Elide era nata nel ventisei: nata fascista.

Figlia di un ferroviere obbligato ad avere la tessera del partito: l’unico permesso dal regime. Le piaceva il sabato fascista ed essere una “Giovane Italiana”, perché questo le consentiva di lasciare Maniago e partecipare a qualche gara di corsa o di salto. Dopo la prima “commerciale”, però, aveva dovuto abbandonare la scuola, perché i suoi non potevano più permettersela. Elide amava la matematica, mentre i lavori “donneschi” non la entusiasmavano per niente, ma non aveva avuto molta scelta.

Fu mandata a servizio a Venezia, presso una famiglia benestante. Dover sempre dire “sì signora” le faceva male al cuore. 

                                                                                                                                                                                                                                                                                                                                    Illustrazione di Sam Franza   

  

Tre mesi dopo telefonò al padre pregandolo di andare a prenderla. 

Non ebbe il coraggio di confessare i propri timori, legati soprattutto alle attenzioni che il padrone di casa le dedicava: le occhiate e i commenti che riceveva non le piacevano affatto.                                                                                                                                            

Non ebbe il coraggio di confessare i propri timori, legati soprattutto alle attenzioni che il padrone di casa le dedicava: le occhiate e i commenti che riceveva non le piacevano affatto.    
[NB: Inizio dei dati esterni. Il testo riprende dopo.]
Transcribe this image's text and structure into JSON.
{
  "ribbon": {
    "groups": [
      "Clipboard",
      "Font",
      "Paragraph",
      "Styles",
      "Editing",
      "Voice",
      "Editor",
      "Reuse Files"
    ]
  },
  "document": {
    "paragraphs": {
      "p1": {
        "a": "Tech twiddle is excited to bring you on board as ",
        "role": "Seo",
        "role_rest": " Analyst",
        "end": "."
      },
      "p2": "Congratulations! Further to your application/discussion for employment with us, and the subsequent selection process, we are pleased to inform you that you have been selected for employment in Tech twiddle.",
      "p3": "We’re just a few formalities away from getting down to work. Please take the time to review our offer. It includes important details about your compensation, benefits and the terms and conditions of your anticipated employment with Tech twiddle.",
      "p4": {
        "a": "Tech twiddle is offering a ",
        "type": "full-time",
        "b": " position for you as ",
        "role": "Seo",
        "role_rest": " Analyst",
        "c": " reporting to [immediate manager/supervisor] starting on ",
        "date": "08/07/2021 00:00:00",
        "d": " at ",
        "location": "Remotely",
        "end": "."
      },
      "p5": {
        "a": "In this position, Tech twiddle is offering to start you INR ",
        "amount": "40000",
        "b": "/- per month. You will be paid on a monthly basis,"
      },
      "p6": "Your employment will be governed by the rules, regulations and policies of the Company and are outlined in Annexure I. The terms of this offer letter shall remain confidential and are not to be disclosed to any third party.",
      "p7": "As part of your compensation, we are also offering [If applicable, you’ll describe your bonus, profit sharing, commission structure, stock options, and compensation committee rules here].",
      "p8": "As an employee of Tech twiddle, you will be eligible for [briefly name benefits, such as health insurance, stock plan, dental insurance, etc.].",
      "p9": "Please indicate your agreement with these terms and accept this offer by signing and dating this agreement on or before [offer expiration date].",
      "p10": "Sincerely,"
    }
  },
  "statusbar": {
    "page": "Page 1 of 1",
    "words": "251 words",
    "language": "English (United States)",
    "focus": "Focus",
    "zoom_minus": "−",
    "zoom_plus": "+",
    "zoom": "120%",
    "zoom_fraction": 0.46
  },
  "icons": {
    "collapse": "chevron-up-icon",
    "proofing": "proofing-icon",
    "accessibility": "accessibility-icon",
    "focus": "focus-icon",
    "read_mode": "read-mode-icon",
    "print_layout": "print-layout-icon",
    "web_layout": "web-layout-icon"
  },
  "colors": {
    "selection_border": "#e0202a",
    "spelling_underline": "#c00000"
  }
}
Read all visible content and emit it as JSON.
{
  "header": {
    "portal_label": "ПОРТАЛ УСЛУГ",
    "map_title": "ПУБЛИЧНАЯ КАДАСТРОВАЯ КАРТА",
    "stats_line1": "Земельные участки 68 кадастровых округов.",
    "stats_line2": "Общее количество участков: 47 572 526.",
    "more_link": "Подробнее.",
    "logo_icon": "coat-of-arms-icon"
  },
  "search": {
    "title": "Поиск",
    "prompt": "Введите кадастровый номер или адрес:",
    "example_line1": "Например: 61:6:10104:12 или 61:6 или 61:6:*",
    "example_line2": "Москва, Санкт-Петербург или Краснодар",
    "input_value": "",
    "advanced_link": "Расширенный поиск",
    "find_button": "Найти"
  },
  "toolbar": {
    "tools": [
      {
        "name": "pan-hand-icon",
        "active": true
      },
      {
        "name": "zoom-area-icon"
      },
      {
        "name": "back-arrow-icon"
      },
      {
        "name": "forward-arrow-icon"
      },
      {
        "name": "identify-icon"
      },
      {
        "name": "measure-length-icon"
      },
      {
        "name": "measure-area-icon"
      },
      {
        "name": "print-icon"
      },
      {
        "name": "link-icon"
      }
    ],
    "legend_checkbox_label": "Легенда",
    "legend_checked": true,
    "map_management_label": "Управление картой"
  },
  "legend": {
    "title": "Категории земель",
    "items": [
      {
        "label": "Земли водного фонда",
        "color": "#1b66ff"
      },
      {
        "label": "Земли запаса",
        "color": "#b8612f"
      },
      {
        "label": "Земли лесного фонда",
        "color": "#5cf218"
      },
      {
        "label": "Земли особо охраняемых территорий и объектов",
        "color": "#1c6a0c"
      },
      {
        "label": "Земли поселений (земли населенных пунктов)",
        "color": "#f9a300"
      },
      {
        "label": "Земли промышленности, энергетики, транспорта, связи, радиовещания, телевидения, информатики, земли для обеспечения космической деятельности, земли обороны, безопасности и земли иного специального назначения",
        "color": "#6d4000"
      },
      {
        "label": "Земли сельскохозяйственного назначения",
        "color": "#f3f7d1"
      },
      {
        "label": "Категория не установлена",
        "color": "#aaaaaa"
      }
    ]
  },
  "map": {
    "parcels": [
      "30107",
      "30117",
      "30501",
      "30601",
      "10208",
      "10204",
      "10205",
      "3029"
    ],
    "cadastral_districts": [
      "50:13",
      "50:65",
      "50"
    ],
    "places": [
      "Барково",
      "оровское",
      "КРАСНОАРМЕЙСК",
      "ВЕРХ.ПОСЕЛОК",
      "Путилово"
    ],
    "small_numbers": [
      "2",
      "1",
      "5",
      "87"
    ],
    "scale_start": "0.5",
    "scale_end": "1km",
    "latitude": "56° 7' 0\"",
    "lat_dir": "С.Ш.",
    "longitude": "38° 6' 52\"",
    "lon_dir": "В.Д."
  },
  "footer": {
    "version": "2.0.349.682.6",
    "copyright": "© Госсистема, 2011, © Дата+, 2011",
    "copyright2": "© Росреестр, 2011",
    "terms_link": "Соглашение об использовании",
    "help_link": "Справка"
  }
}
La ragazzina secca e sgraziata partita per la città stava trasformandosi in una splendida, giovane donna. La sua figura esile, avendo accesso a una dispensa ben fornita nonostante la guerra, si era riempita nei punti giusti, diventando un goloso frutto maturo. I capelli color cioccolato, per contrasto con la carnagione chiara, le davano un’aria esotica, e stuzzicavano le fantasie dei maschi quando andava al mercato di piazza del Popolo. Difficile vivere lontano da casa, senza le amiche, senza un fratello a vegliare sulla sua rispettabilità.

«Tornare al paese non si può, almeno per ora; la situazione peggiora ogni giorno. Cerca di resistere», le scrisse la madre.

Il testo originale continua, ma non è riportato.